The appeal from the intermediate order must be dismissed because the right of direct appeal therefrom terminated with the entry of judgment in the action (see Matter of Aho, 39 NY2d 241, 248 [1976]). The issues raised on the appeal from the order are brought up for review and have been considered on the appeal from the judgment (see CPLR 5501 [a] [1]).
The lease at issue identified the defendant, Marc Schneider, as the tenant, and when signing his name to the rider and the lease, he did not sufficiently indicate that he was acting as an agent for a corporation and not in his individual capacity. While *916an agent who signs a lease on behalf of a disclosed principal will not incur personal liablity, in these circumstances Schneider agreed to accept liability and he became the tenant when he signed the lease identifying him as the person responsible for compliance with the terms of the lease (see Key Equip. Fin. v South Shore Imaging, Inc., 69 AD3d 805 [2010]). Parol evidence with respect to a contrary intent was not admissible because the written lease was unambiguous (see Yellow Book of N.Y., Inc. v Shelley, 74 AD3d 1333 [2010]).

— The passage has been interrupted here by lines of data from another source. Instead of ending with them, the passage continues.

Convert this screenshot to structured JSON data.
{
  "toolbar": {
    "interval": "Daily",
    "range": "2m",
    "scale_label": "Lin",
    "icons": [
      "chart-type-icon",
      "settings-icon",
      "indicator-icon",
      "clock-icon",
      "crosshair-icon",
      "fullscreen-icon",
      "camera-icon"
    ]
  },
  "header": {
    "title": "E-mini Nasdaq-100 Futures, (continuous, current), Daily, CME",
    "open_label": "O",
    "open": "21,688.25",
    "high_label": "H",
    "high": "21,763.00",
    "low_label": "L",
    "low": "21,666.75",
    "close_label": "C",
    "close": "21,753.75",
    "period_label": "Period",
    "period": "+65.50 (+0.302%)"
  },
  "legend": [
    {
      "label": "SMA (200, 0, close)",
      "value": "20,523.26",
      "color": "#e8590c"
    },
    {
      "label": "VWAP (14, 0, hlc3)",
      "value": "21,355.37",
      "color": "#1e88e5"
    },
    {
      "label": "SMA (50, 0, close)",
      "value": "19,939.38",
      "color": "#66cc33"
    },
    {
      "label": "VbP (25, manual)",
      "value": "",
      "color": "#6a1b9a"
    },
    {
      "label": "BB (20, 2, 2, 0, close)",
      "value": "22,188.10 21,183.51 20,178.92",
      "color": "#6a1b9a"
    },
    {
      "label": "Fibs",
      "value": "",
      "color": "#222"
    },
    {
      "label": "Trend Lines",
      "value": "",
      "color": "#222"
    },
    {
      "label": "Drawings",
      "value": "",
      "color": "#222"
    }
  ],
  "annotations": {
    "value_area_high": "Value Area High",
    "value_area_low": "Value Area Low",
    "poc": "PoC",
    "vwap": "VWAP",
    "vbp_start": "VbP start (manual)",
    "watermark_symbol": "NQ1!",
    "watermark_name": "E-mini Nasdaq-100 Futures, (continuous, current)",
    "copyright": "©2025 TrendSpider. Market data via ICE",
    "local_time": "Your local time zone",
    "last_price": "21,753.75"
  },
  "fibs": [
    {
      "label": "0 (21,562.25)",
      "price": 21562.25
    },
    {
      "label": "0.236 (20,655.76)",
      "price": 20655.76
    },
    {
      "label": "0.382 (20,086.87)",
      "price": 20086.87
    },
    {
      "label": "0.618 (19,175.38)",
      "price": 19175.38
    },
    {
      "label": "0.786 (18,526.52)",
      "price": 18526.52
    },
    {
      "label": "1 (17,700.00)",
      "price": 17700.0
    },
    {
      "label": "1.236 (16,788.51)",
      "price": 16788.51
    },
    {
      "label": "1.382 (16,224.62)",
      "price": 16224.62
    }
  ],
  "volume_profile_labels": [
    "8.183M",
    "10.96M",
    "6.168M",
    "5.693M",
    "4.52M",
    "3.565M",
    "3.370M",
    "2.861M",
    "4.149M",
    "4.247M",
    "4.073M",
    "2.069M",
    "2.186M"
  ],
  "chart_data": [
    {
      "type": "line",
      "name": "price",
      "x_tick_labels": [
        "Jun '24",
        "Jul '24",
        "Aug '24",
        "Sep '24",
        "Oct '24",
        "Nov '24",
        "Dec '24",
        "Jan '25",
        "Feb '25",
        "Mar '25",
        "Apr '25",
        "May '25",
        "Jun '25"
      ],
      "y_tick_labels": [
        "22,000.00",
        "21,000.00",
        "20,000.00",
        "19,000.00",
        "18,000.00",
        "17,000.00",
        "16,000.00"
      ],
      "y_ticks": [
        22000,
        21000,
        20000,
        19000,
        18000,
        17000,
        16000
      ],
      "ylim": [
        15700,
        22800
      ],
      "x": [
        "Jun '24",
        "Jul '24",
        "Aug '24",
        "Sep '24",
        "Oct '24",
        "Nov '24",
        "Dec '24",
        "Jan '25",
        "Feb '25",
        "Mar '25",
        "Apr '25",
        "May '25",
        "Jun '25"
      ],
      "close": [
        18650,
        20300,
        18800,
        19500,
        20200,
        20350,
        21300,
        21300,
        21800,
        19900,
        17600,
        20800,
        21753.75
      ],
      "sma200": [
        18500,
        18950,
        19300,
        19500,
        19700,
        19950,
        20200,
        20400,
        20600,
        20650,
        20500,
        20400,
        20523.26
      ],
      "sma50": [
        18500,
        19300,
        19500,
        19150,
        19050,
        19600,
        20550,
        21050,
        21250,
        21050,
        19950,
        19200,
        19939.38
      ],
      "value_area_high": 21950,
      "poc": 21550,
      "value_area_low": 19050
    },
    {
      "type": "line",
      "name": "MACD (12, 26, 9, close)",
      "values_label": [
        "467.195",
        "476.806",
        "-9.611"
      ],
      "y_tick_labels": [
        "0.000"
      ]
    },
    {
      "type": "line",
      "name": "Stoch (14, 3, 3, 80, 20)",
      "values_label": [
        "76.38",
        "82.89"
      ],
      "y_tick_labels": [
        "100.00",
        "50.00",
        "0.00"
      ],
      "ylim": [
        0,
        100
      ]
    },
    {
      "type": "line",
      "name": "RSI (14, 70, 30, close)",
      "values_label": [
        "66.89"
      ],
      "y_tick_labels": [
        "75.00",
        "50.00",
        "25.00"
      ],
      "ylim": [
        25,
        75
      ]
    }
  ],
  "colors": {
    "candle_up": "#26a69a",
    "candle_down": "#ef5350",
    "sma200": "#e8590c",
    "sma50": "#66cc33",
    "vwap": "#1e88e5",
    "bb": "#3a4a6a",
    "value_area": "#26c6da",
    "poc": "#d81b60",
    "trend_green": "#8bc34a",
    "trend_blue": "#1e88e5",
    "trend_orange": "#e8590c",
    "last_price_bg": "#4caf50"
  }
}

Although the plaintiff established its prima facie entitlement to summary judgment by demonstrating that Schneider became personally liable for any defaults under the lease when he executed that document without indicating that he was signing the lease as an agent for a corporation, Schneider raised triable issues of fact exist as to whether there was a constructive eviction from the premises and as to whether the plaintiff relet the premises after the premises were vacated. Thus, the plaintiff was not entitled to summary judgment on its claims for unpaid rent accruing on or after May 1, 2004 (see Alvarez v Prospect Hosp., 68 NY2d 320, 324 [1986]; Winegrad v New York Univ. Med. Ctr., 64 NY2d 851, 853 [1985]). Mastro, J.P., Covello, Dickerson and Roman, JJ., concur.